Kapitan kieleckiej siódemki odniósł się do urazu, jakiego w trakcie spotkania w Płocku nabawił się Krzysztof Lijewski. Rozgrywający żółto-biało-niebieskich około 13. minuty został sfaulowany przed Jose Guilherme de Toledo. Na parkiecie zawrzało, szczypiornista z Kielc przed dłuższą chwilę nie podnosił się z parkietu, a gdy zszedł z boiska okazało się, że ma rozciętą brodę i niezbędna będzie pomoc medyczna. Rana została błyskawicznie zszyta, a zawodnik wrócił do gry już w drugiej połowie starcia.

- Nie ma o czym mówić, takie rzeczy w sporcie się zdarzają. Doszło do rozcięcia skóry, ale wszystko zostało szybko zszyte i cieszę się, że mogłem wrócić na parkiet - powiedział sam zainteresowany. Lijewski zakończył starcie z czterema bramkami na koncie i wywalczonym rzutem karnym.

- Nie poszliśmy na wymianę prowokacji ze strony przeciwnika.
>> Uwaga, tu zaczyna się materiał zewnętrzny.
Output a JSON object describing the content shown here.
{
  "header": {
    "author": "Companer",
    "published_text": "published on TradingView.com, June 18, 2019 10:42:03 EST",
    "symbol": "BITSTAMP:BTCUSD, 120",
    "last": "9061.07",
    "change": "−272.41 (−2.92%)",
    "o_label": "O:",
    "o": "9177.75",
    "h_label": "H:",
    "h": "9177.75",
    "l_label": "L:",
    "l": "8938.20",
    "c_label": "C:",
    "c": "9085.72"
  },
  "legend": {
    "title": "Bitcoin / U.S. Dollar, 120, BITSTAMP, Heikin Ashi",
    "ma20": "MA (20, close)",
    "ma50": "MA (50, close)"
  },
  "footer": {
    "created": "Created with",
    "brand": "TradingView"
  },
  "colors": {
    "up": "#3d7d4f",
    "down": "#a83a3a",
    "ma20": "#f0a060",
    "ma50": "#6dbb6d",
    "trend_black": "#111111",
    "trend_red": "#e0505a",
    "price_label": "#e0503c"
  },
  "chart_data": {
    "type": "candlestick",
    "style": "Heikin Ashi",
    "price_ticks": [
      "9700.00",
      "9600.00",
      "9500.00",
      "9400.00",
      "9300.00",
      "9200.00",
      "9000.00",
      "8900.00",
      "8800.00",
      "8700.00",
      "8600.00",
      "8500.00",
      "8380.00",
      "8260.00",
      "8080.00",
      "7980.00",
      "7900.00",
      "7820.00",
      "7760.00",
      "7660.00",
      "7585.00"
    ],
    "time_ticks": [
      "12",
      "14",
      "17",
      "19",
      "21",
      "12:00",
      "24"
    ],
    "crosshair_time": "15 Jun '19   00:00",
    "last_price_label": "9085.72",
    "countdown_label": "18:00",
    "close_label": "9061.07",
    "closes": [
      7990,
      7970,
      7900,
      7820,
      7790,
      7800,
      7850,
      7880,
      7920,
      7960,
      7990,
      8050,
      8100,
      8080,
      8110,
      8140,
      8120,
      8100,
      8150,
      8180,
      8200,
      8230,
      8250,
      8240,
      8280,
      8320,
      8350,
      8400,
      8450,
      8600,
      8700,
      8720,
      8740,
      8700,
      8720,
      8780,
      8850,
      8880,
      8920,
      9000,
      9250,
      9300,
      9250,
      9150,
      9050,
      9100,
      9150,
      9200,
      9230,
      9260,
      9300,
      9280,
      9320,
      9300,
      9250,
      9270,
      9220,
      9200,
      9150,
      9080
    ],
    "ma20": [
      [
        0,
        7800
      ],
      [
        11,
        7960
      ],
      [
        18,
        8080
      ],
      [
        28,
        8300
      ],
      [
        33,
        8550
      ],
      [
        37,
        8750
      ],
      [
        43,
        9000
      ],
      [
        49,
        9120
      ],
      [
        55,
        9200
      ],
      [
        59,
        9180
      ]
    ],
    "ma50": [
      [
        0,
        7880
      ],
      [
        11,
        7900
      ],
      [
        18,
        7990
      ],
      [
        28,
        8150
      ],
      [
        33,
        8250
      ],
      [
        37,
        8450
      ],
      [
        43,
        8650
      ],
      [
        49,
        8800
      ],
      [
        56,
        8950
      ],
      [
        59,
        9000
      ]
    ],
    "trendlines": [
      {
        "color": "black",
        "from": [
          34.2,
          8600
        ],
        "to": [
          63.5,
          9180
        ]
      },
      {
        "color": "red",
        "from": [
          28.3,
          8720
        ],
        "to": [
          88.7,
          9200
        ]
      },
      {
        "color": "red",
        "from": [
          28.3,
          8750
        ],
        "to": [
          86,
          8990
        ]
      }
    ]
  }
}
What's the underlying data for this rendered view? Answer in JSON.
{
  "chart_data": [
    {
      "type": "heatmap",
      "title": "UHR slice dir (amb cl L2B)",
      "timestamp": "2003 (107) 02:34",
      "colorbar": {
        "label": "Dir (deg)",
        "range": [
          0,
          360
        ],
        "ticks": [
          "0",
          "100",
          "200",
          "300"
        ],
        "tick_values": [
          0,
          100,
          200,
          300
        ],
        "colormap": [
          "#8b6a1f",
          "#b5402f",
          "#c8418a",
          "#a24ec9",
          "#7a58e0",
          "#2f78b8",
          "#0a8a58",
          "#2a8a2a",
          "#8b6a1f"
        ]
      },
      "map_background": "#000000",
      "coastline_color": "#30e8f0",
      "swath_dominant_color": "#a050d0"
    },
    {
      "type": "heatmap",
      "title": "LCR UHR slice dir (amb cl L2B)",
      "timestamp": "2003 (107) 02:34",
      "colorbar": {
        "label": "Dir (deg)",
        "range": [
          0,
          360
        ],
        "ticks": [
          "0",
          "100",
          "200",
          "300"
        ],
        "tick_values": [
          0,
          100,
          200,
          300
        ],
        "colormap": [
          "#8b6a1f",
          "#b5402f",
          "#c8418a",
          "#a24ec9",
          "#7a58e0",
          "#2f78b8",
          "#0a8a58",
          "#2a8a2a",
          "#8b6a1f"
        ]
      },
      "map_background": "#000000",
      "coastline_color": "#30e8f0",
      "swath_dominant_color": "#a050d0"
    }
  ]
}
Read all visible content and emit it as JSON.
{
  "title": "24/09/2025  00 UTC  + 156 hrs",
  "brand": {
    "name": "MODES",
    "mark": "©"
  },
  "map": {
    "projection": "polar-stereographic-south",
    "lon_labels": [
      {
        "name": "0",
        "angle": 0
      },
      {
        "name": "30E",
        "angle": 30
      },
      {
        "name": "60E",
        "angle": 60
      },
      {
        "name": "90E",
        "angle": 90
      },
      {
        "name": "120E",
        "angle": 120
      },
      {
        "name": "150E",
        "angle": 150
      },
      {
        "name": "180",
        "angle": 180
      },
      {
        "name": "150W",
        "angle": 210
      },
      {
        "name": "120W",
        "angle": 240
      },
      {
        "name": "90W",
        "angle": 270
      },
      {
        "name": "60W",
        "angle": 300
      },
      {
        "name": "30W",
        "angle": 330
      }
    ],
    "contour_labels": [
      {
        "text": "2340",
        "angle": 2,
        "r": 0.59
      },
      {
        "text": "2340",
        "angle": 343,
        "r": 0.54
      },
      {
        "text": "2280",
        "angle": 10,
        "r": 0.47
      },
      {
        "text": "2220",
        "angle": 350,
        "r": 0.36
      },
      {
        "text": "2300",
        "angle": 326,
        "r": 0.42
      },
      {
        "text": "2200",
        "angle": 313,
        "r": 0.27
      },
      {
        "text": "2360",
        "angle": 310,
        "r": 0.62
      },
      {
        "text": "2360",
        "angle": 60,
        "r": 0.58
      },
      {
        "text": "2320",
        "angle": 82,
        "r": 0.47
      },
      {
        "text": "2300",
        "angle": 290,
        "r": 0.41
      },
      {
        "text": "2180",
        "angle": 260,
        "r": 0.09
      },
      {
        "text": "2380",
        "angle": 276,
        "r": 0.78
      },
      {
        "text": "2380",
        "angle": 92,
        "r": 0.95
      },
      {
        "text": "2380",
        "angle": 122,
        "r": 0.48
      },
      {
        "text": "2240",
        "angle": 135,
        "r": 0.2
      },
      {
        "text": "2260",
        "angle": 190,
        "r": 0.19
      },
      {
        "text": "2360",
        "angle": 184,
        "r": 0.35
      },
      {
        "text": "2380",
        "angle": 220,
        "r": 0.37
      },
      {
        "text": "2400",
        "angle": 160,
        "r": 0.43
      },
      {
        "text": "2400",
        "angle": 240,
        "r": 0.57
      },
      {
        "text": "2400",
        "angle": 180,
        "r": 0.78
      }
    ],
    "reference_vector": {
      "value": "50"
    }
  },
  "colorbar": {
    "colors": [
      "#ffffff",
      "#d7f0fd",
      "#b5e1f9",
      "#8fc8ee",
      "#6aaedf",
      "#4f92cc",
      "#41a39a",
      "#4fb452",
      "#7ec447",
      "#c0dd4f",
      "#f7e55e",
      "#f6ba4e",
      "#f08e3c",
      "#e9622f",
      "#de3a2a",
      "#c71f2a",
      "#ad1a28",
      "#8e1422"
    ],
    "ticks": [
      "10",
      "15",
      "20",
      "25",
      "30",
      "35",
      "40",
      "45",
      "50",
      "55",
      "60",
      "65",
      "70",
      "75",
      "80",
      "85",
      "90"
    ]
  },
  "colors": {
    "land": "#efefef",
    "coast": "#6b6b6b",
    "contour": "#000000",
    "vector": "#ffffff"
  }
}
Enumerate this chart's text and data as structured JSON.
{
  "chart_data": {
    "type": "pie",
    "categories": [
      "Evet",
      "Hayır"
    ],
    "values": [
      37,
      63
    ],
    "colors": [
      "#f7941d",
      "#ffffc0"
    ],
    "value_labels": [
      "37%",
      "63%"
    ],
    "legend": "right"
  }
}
Trzymaliśmy nerwy na wodzy, co na pewno nie było łatwe, bo niektóre sytuacje, czasami brutalne, były na pograniczu niesportowych fauli - mówił zawodnik i nie ukrywał zadowolenia, że to jego zespół okazał się zwycięski. - Cieszę się, że wygraliśmy w Płocku. Do przerwy prowadzimy jedną bramką i teraz w Kielcach zrobimy wszystko, by wygrać. Stąd apel do naszych kibiców - zróbcie taki kocioł, żeby naszych przeciwników po prostu zjeść.